Pei Chensong 裴晨淞

Personal information
- Date of birth: 30 July 1993 (age 32)
- Place of birth: Dalian, Liaoning, China
- Height: 1.88 m (6 ft 2 in)
- Position: Goalkeeper

Youth career
- Liaoning Whowin
- 2013: Guangzhou R&F

Senior career*
- Years: Team / Apps / (Gls)
- 2014–2019: Guangzhou R&F / 3 / (0)
- 2017–2018: → R&F (Hong Kong) (loan) / 2 / (0)
- 2018: → Hainan Boying (loan) / 23 / (0)

= Pei Chensong =

Chinese footballer

Pei Chensong (裴晨淞 (Péi Chénsōng); born 30 July 1993) is a Chinese football player.

==Club career==
Pei joined Chinese Super League side Guangzhou R&F from Liaoning Whowin in February 2013. He was promoted to the first team squad by Sven-Göran Eriksson in the 2014 season. On 22 October 2016, he made his senior debut in a 3–1 away defeat against Beijing Guoan, coming on for injury Cheng Yuelei at the beginning of second half. He started for Guangzhou R&F in the last two matches of the season against Liaoning and Shijiazhuang Ever Bright, respectively.

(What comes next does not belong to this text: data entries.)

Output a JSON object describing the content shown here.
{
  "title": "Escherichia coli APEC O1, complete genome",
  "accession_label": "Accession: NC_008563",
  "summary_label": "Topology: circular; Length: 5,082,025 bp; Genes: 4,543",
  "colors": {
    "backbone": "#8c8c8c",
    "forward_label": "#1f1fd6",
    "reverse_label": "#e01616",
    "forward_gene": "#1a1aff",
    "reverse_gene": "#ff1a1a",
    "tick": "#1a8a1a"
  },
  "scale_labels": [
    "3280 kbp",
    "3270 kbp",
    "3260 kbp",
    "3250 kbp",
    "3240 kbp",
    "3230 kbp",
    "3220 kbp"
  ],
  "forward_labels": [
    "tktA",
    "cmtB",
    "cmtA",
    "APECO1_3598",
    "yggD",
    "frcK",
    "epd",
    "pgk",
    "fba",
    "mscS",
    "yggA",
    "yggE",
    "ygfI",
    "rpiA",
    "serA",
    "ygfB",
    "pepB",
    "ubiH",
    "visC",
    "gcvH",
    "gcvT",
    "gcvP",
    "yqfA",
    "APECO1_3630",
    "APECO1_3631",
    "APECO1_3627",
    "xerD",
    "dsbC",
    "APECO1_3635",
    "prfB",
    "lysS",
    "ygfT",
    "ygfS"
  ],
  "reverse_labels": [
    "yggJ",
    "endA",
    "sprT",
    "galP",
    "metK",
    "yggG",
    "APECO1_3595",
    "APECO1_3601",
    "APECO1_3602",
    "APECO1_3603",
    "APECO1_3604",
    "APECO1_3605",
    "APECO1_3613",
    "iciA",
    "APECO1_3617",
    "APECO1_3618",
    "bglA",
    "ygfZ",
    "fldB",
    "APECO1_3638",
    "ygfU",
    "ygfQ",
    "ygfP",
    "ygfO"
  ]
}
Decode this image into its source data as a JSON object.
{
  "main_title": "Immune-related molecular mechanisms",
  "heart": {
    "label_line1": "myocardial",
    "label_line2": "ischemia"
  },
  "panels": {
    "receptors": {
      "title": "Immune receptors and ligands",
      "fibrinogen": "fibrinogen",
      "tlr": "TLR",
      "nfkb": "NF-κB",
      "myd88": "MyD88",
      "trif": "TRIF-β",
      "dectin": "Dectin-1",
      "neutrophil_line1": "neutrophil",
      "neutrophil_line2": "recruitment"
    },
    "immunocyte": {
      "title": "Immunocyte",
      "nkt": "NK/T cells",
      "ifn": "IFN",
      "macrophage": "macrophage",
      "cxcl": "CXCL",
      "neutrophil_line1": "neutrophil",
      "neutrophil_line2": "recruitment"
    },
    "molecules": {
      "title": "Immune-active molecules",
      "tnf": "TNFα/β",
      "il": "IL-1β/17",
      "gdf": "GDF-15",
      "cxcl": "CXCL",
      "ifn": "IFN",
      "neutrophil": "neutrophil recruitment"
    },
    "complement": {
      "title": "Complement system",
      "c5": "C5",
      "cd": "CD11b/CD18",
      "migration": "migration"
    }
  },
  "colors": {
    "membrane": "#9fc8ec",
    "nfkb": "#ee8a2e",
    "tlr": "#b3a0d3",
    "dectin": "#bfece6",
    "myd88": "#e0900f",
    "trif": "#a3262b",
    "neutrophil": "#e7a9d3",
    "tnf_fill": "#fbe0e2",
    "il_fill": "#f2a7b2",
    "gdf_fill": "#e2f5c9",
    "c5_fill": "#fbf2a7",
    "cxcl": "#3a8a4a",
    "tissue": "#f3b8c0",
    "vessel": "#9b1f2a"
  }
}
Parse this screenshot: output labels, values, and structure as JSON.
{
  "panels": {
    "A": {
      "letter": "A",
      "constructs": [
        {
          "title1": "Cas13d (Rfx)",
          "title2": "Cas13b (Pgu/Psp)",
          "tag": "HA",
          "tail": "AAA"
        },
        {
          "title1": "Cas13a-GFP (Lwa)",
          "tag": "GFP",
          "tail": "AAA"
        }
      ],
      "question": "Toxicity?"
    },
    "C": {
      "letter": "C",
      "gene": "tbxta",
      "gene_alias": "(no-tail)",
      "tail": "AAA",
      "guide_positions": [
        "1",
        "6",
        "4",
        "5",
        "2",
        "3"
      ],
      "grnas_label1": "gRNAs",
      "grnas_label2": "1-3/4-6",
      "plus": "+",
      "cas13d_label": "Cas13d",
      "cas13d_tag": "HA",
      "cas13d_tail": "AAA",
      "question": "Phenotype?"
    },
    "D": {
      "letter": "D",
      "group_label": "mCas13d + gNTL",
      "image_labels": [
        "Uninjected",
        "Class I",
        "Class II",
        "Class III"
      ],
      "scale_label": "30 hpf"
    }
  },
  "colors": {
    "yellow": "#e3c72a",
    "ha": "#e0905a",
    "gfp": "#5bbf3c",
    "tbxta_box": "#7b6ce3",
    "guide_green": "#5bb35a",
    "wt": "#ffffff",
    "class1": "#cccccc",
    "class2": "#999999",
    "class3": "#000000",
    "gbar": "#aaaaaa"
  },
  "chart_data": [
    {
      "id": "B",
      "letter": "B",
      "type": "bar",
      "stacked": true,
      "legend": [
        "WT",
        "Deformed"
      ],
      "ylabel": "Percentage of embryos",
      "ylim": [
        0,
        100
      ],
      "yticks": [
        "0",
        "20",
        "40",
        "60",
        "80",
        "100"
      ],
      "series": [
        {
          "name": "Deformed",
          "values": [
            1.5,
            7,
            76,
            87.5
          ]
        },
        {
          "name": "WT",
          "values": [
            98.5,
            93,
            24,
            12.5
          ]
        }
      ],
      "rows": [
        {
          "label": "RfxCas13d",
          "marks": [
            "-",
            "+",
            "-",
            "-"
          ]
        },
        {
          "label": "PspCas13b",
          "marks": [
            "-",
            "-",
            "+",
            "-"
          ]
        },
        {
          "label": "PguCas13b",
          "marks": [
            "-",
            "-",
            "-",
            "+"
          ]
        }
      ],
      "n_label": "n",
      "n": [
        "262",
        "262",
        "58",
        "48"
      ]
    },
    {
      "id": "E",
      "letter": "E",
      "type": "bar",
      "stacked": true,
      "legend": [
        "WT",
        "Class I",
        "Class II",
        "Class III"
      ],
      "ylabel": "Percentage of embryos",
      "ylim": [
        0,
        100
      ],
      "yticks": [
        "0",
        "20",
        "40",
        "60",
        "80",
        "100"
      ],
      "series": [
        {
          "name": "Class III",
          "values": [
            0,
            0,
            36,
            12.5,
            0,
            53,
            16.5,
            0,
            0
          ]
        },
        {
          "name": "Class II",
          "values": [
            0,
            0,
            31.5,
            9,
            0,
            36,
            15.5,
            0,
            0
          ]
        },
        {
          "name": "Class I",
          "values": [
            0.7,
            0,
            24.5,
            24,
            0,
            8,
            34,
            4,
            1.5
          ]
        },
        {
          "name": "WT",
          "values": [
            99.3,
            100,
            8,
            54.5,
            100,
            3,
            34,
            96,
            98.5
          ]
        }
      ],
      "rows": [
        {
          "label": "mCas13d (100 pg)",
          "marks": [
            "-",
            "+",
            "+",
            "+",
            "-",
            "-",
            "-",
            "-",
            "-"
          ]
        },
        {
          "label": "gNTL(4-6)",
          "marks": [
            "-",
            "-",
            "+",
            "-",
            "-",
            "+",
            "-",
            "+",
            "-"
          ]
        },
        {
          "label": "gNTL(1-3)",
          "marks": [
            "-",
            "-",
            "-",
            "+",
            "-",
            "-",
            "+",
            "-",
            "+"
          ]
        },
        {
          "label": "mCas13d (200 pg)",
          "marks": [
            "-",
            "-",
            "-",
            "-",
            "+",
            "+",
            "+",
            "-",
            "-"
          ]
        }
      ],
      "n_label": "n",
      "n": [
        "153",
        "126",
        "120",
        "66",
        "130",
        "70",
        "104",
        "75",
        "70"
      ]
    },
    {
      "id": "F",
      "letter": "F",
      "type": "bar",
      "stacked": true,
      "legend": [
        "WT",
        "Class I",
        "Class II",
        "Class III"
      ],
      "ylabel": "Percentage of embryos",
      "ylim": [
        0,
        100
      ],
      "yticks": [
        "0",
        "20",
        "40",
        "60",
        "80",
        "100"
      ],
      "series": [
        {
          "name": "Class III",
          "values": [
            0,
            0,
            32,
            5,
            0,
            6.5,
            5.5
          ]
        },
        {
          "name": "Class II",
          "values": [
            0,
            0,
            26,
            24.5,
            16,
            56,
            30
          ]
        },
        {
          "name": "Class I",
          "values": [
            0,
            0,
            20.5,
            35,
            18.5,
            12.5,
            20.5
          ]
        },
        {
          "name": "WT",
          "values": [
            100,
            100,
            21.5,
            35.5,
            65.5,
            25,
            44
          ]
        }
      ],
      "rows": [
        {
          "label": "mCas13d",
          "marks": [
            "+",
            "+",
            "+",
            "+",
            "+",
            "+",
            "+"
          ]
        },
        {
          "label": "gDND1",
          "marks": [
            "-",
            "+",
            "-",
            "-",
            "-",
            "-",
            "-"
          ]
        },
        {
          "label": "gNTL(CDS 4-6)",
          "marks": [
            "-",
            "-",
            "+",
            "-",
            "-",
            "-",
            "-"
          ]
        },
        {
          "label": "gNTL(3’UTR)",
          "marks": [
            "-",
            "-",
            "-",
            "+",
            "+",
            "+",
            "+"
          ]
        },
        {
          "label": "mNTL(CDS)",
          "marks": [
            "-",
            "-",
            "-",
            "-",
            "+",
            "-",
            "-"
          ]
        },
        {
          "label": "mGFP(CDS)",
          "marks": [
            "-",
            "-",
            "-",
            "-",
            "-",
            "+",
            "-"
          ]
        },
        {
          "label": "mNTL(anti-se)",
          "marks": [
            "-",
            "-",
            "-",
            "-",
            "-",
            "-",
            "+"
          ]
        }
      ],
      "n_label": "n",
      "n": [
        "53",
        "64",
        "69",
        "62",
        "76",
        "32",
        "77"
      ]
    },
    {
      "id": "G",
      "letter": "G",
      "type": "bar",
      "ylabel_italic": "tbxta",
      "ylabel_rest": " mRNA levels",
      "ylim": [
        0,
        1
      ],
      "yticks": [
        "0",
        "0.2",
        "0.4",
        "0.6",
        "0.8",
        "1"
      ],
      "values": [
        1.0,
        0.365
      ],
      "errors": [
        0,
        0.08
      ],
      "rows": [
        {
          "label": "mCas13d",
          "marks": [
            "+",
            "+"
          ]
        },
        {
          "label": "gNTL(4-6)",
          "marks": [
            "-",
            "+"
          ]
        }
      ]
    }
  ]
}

In July 2017, Pei was loaned to Guangzhou R&F's satellite team R&F in the Hong Kong Premier League. On 19 September 2017, he made his debut in a 3–2 away loss to Hong Kong Pegasus. After playing two league match for R&F, he lost his position to Zhou Yuchen and returned to Guangzhou R&F in January 2018.

On 7 March 2018, Pei was loaned to China League Two side Hainan Boying until 31 December 2018.

== Career statistics ==

| Club performance |  |  | League |  | Cup |  | League Cup |  | Continental |  | Total |  |
| Season | Club | League | Apps | Goals | Apps | Goals | Apps | Goals | Apps | Goals | Apps | Goals |
| China PR |  |  | League |  | FA Cup |  | CSL Cup |  | Asia |  | Total |  |
| 2014 | Guangzhou R&F | Chinese Super League | 0 | 0 | 0 | 0 | - |  | - |  | 0 | 0 |
| 2015 | 0 | 0 | 0 | 0 | - |  | 0 | 0 | 0 | 0 |
| 2016 | 3 | 0 | 0 | 0 | - |  | - |  | 3 | 0 |
| 2017 | 0 | 0 | 0 | 0 | - |  | - |  | 0 | 0 |
| Hong Kong |  |  | League |  | FA Cup |  | League Cups^{1} |  | Asia |  | Total |  |
| 2017–18 | R&F | Hong Kong Premier League | 2 | 0 | 0 | 0 | 0 | 0 | - |  | 2 | 0 |
| China PR |  |  | League |  | FA Cup |  | CSL Cup |  | Asia |  | Total |  |
| 2018 | Hainan Boying | China League Two | 23 | 0 | 1 | 0 | - |  | - |  | 24 | 0 |
| Total | China PR |  | 26 | 0 | 1 | 0 | 0 | 0 | 0 | 0 | 27 | 0 |
| Hong Kong |  | 2 | 0 | 0 | 0 | 0 | 0 | 0 | 0 | 2 | 0 |
| Career total |  |  | 28 | 0 | 1 | 0 | 0 | 0 | 0 | 0 | 29 | 0 |

^{1}League Cups include Hong Kong Senior Challenge Shield, Hong Kong League Cup and Hong Kong Sapling Cup.